1.Scientific discovery. It refers to the discovery and understanding of unknown substances, phenomena, change processes and their characteristics and laws that have objectively existed in nature.

2)Rules and methods of intellectual activity.It refers to people's thinking movement, is the means or process of mental and intelligent activities of the human brain, it is an abstract thing.Its function is only to guide people to think, judge and remember the information expressed by it. It does not need to adopt technical means or abide by natural laws. It does not have technical characteristics, so it cannot be granted patent rights.For example, traffic rules, dictionary layout methods, information retrieval methods, quick arithmetic or formula, rules and methods of various games, entertainment, competition rules, etc., cannot be patented.  

3.Diagnosis and treatment of diseases.The so-called "diagnostic method of disease" refers to the whole process of identifying, researching and determining the cause or lesion state of living human or animal.

4.Animal and plant species.It refers to new species of plants and animals developed by biological methods.Animals and plants are living objects, which are naturally generated rather than created by human beings and cannot be produced by industrial methods. Therefore, they are not creative and practical in the sense of patent law, so they cannot be granted patent rights.  

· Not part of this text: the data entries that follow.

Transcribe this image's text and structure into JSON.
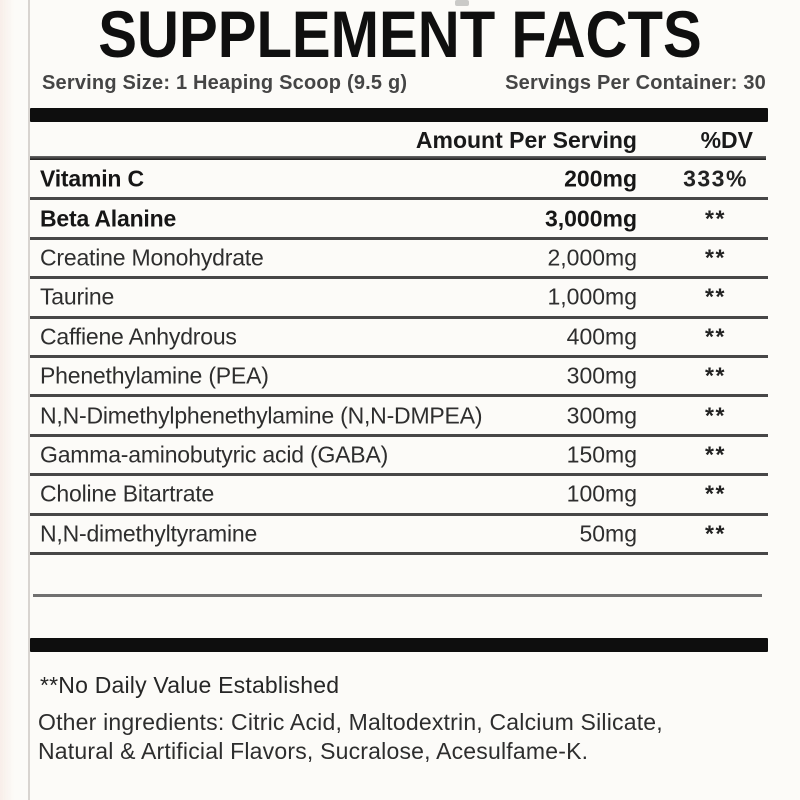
{
  "label": {
    "title": "SUPPLEMENT FACTS",
    "serving_info": {
      "serving_size": "Serving Size: 1 Heaping Scoop (9.5 g)",
      "servings_per_container": "Servings Per Container: 30"
    },
    "table": {
      "amount_header": "Amount Per Serving",
      "dv_header": "%DV",
      "rows": [
        {
          "name": "Vitamin C",
          "amount": "200mg",
          "dv": "333%",
          "bold": true
        },
        {
          "name": "Beta Alanine",
          "amount": "3,000mg",
          "dv": "**",
          "bold": true
        },
        {
          "name": "Creatine Monohydrate",
          "amount": "2,000mg",
          "dv": "**",
          "bold": false
        },
        {
          "name": "Taurine",
          "amount": "1,000mg",
          "dv": "**",
          "bold": false
        },
        {
          "name": "Caffiene Anhydrous",
          "amount": "400mg",
          "dv": "**",
          "bold": false
        },
        {
          "name": "Phenethylamine (PEA)",
          "amount": "300mg",
          "dv": "**",
          "bold": false
        },
        {
          "name": "N,N-Dimethylphenethylamine (N,N-DMPEA)",
          "amount": "300mg",
          "dv": "**",
          "bold": false
        },
        {
          "name": "Gamma-aminobutyric acid (GABA)",
          "amount": "150mg",
          "dv": "**",
          "bold": false
        },
        {
          "name": "Choline Bitartrate",
          "amount": "100mg",
          "dv": "**",
          "bold": false
        },
        {
          "name": "N,N-dimethyltyramine",
          "amount": "50mg",
          "dv": "**",
          "bold": false
        }
      ]
    },
    "footnote": "**No Daily Value Established",
    "other_ingredients_lines": [
      "Other ingredients: Citric Acid, Maltodextrin, Calcium Silicate,",
      "Natural & Artificial Flavors, Sucralose, Acesulfame-K."
    ],
    "colors": {
      "background": "#fcfbf8",
      "text": "#1d1d1d",
      "bar": "#0e0e0e",
      "divider": "#474747"
    }
  }
}
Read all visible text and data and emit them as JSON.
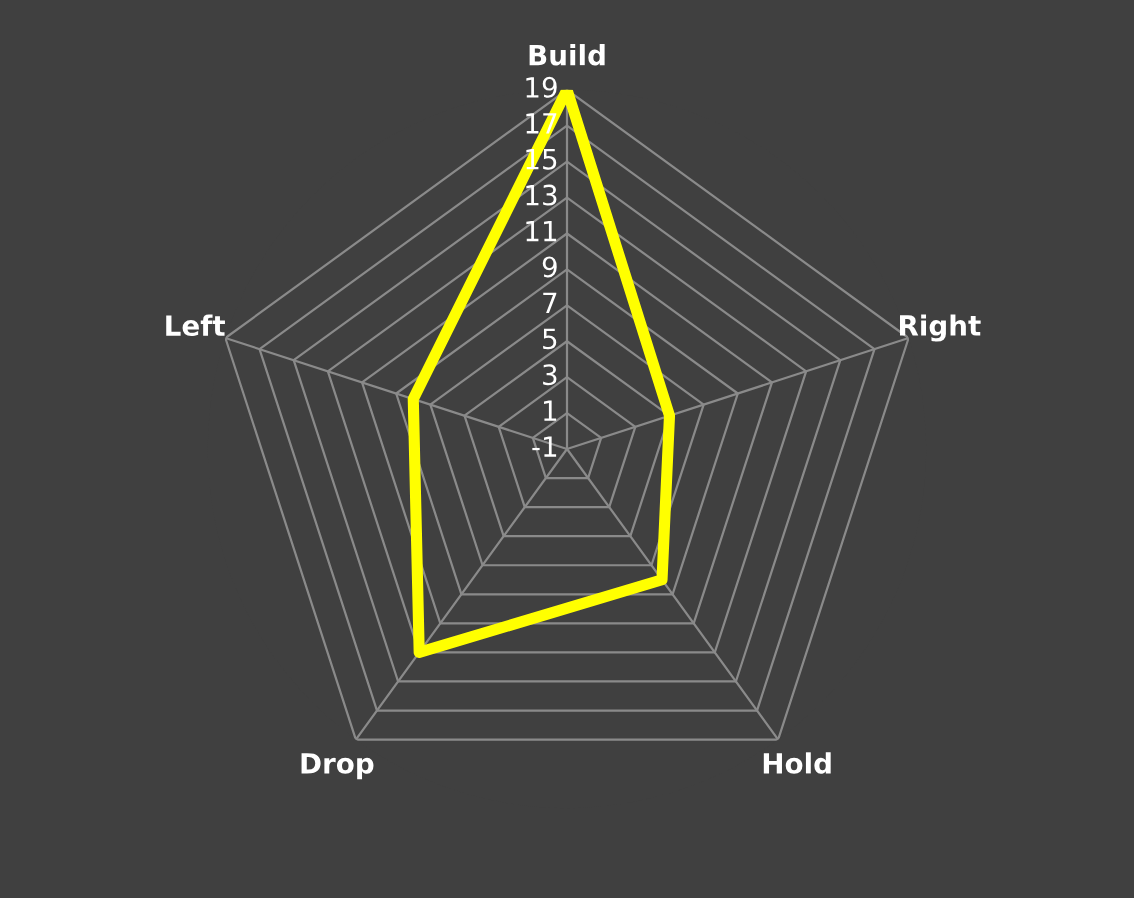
{
  "chart_data": {
    "type": "radar",
    "categories": [
      "Build",
      "Right",
      "Hold",
      "Drop",
      "Left"
    ],
    "series": [
      {
        "color": "#ffff00",
        "values": [
          19,
          5,
          8,
          13,
          8
        ]
      }
    ],
    "ylim": [
      -1,
      19
    ],
    "yticks": [
      -1,
      1,
      3,
      5,
      7,
      9,
      11,
      13,
      15,
      17,
      19
    ],
    "legend": false,
    "marker": "none"
  }
}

5.Substances obtained by means of nuclear transformation.It mainly refers to the use of accelerator, reactor and other nuclear reaction devices, through nuclear fission, nuclear fusion and other methods to obtain elements or compounds. Because the material obtained by nuclear transformation method is related to the national economy, national defense, scientific research and public life of the major interests, national security, it should not be disclosed. And most countries do not grant patent rights to this kind of material.   

6.A design of a graphic design, color, or a combination of both that serves primarily as a logo. With regard to graphic designs, such as bottle stickers, that are primarily used for marking purposes, such as graphic designs, colors or a combination of both, their function is to distinguish a specific product from similar products, and there is no improvement in the appearance design of the product itself. Granting its patent right is not conducive to the improvement of the overall level of China's appearance design.